Zuerst war ich etwas irritiert über diese Besprechung. Aber in meinem winzigen, kaum merklichen Zorn, keimte der eigentlich ganz offensichtliche Samen der Erkenntnis. Man kann L.A. STORY tatsächlich von genau zwei gegenüberstehenden Seiten betrachten.
Alle Punkte welche Sie an dem Film negativ kritisieren, heben ihn in meiner Empfindung in die Gefilde von Genialität. Nie hat es eine treffendere Liebeserklärung an eine Stadt in filmischer Form gegeben, selbst Allen fällt hier mit seinen Neurosen weit ab. Die Stadt ist der Hauptcharakter, und sie ist ein Charakter geprägt durch den unreflektierten Wahnsinn seiner Bewohner. Shakespeare begraben in Los Angeles, die Autofahrt zur nächsten Hausnummer, die Kaffeebestellung nach dem Essen (habe ich leider selbst einmal so erleben müssen), etc.

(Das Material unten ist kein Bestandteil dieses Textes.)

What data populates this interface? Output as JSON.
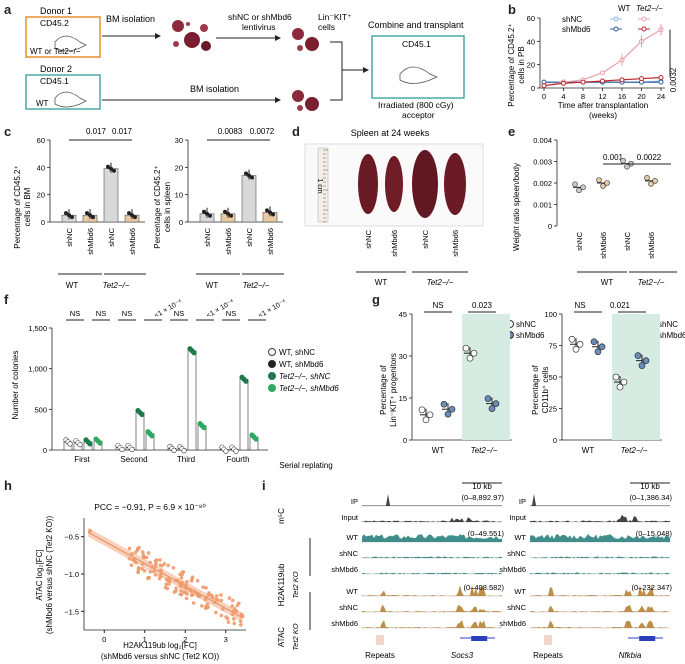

Das herausragende Element im Drehbuch ist eben, dass Martin von seiner Figur ganz gemächlich die Gewichtung auf die Stadt legt. Da kommt der Nonsens der bisher gewohnten Steve Martin Filme natürlich auf dem Freeway der Erwartungen ins stocken. Aber den Versuch auf Massentauglichkeit würde ich nicht wirklich unterschreiben. Hinweisschild: WHAT I REALLY WANNA DO IS DIRECT.